Pour qui veut aborder ces différents points, il paraît indispensable de bien considérer que, suivant la foi chrétienne, la résurrection de la chair doit permettre à chaque homme de recouvrer - ou réintégrer suivant la formulation martinésienne -  la forme qui était la sienne à son origine, avant la chute, c'est-à-dire une forme et substance (ousia) de corps et d’âme identiques à celles qu’il connaît lors de son passage terrestre mais exempte de la corruptibilité liée au péché et qui se traduit par la mortalité.

 

Aussi, devons-nous préalablement à toute considération sur la forme corporelle d’apparence matérielle élémentaire de l’homme chuté, nous attacher à l’étude de ce que fut la forme corporelle glorieuse originelle d’Adam et plus généralement sa nature d’avant la chute.

 

Il nous faut remonter pour cela à l’émancipation d’Adam. Lors de cette émancipation au centre des quatre régions célestes, dans une couche dite glorieuse, Adam fut doté de toute la nature humaine qui fit sa grande gloire et sa toute puissance sut tous les autres êtres créés ; il n’était plus « uniquement » un mineur spirituel, un pur esprit possédant tout en puissance mais ne pouvant jouir complètement de ses attributs. Il fut émancipé homme, ayant corps, âme et esprit, chacune de ces trois parties constitutives concourant à sa perfection et à l’expression de sa toute puissance.

 

En effet, suite à son émanation dans l’immensité divine, le mineur spirituel Adam fut couronné par le Créateur de toutes les connaissances utiles aux fonctions auxquelles il serait destiné. Il jouissait de ces connaissances en lisant directement, comme pur esprit, dans les pensées de son Créateur. Mais il ne pouvait cependant rien opérer par lui-même. Le Créateur fit alors sur ce mineur spirituel trois opérations qui permirent de faire connaître à Adam la loi, le précepte et le commandement. Par ces trois dons, il pouvait alors formuler sous ordre du Créateur, les différents commandements qui lui donneraient une totale domination sur toute création universelle, générale et particulière et ainsi jouir de la totalité de ses glorieux attributs lui permettant de régner en roi absolu sur toute la création.

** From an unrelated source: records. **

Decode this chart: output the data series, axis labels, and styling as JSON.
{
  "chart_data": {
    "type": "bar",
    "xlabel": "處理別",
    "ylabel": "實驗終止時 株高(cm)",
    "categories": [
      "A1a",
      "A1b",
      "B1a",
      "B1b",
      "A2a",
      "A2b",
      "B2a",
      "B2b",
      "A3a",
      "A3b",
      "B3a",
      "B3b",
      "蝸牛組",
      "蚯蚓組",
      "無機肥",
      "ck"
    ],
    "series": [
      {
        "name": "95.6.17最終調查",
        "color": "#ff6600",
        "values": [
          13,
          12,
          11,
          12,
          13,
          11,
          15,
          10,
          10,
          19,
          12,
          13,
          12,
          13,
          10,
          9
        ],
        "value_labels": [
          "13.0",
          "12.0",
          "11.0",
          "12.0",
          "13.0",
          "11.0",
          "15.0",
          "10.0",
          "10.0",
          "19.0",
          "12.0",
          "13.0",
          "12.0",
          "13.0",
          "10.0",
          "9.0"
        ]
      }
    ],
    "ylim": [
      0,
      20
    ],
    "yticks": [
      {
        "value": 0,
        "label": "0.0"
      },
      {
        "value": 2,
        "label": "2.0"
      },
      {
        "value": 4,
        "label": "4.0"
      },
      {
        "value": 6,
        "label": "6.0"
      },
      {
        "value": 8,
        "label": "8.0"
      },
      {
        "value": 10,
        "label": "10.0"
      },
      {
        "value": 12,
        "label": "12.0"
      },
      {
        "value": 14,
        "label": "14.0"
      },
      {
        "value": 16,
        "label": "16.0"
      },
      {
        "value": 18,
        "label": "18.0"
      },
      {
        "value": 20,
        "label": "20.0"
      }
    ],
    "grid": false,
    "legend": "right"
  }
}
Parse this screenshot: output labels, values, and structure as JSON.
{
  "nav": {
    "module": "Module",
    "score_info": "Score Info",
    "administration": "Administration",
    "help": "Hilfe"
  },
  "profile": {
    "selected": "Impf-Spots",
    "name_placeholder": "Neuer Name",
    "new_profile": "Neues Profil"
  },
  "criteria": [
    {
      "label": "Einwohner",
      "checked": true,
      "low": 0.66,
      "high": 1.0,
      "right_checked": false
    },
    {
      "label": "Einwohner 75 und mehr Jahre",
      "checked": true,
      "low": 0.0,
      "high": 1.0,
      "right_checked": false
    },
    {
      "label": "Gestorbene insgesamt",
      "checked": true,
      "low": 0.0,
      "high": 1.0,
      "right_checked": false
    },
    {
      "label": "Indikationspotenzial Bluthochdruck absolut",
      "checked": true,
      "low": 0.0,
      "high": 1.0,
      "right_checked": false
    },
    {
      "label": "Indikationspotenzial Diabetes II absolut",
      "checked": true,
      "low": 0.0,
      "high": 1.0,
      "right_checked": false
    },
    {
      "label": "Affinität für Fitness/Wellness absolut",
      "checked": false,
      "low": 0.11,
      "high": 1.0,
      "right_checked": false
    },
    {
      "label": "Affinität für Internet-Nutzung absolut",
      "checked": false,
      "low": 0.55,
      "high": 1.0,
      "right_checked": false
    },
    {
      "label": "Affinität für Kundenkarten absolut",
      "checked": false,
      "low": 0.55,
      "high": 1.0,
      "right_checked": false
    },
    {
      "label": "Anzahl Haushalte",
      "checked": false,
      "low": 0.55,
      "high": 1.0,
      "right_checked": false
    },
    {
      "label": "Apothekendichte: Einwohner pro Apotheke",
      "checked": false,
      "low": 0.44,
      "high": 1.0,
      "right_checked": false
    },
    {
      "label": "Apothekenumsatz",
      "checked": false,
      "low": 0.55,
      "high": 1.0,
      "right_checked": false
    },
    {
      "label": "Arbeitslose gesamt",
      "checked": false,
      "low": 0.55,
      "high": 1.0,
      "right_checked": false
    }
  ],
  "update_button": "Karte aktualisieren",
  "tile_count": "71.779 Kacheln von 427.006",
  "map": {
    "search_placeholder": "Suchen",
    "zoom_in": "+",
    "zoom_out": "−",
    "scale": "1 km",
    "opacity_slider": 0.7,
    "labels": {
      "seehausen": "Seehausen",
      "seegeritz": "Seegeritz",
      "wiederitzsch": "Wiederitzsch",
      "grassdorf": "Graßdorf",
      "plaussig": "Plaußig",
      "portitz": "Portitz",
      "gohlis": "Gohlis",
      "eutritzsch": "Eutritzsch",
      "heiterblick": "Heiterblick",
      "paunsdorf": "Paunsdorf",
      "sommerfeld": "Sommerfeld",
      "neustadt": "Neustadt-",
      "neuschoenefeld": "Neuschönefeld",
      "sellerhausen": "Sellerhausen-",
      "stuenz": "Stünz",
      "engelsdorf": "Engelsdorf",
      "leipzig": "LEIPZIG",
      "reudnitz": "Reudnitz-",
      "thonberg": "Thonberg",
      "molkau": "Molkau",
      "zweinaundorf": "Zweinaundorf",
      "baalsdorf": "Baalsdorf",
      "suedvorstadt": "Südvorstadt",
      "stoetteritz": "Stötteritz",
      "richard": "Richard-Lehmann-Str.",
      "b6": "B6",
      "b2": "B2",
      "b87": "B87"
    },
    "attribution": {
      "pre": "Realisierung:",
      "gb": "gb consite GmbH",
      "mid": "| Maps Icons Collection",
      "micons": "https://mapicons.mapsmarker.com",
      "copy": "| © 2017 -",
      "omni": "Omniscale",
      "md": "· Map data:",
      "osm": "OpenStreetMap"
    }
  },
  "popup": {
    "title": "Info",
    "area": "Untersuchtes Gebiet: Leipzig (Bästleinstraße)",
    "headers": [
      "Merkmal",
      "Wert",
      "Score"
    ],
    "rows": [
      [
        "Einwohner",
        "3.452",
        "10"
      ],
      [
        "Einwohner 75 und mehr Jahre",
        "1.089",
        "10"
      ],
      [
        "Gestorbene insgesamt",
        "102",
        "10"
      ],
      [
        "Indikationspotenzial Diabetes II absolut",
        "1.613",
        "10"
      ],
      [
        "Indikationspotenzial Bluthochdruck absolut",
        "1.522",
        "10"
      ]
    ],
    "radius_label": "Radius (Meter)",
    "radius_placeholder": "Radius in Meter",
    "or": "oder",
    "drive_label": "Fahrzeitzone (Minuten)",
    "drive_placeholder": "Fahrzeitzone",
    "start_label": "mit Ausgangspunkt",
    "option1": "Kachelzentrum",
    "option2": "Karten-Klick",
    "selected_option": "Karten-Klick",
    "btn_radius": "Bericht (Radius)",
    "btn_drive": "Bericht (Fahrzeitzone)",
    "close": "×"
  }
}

Mais il ne pourrait jouir pleinement de ces facultés qu’autant qu’il en aurait la pleine liberté, et qu’il pourrait les exercer directement sur la création, c'est-à-dire hors de l’immensité divine dans laquelle il était résidait encore.

 

C’est alors que l’Eternel émancipa Adam hors de son immensité afin qu’il devint complètement Homme et que, maintenant doté de la totalité de ses attributs, il accomplisse le dessein dont il avait été investi par son créateur. Et ce dessein devait en effet se réaliser, non pas au sein de l’immensité divine, demeurée inaffectée par la première prévarication, mais au sein de la création dans son premier état qui elle bornait l’action des esprits prévaricateurs et dont la couche glorieuse constituait comme une protection à l’immensité surcéleste des agents spirituels restés purs, ou du moins faiblement affectés par la première chute. En, effet Martinès écrit :

« Adam ayant ainsi opéré et manifesté sa volonté au gré du Créateur, reçut de lui le nom auguste d'Homme Dieu de la terre universelle, parce qu'il devait sortir de lui une postérité de Dieu et non une postérité charnelle. Il faut observer qu'à la première opération Adam reçut la loi ; à la deuxième, il reçut le précepte, et à la troisième, le commandement. Par ces trois sortes d'opérations nous devons voir clairement, non seulement quelles étaient les bornes de la puissance, vertu et force que le Créateur avait, données à sa créature, mais encore celles qu'il avait prescrites aux premiers esprits pervers. Le Créateur ayant vu sa créature satisfaite de la vertu, force et puissance innées en elle, et par lesquelles elle pouvait agir à sa volonté, l'abandonna à son libre-arbitre, l'ayant émancipée d'une manière distincte de son immensité divine avec cette liberté, afin que sa créature eût la jouissance particulière et personnelle, présente et future, pour une éternité impassive, pourvu toutefois qu'elle se conduisît selon la volonté du Créateur. » (Traité, 10-11)

 

Nous concevons ainsi que, tant qu’il n’avait pas été émancipé de l’immensité divine, Adam ne pouvait faire usage de ses puissances et vertus que selon l’ordre et suivant la volonté de son père céleste. C’est donc par son émancipation qu’Adam obtint le libre usage des vertus, forces et puissances innées en lui et dont l’emploi ne fut alors conditionné que par son seul libre arbitre.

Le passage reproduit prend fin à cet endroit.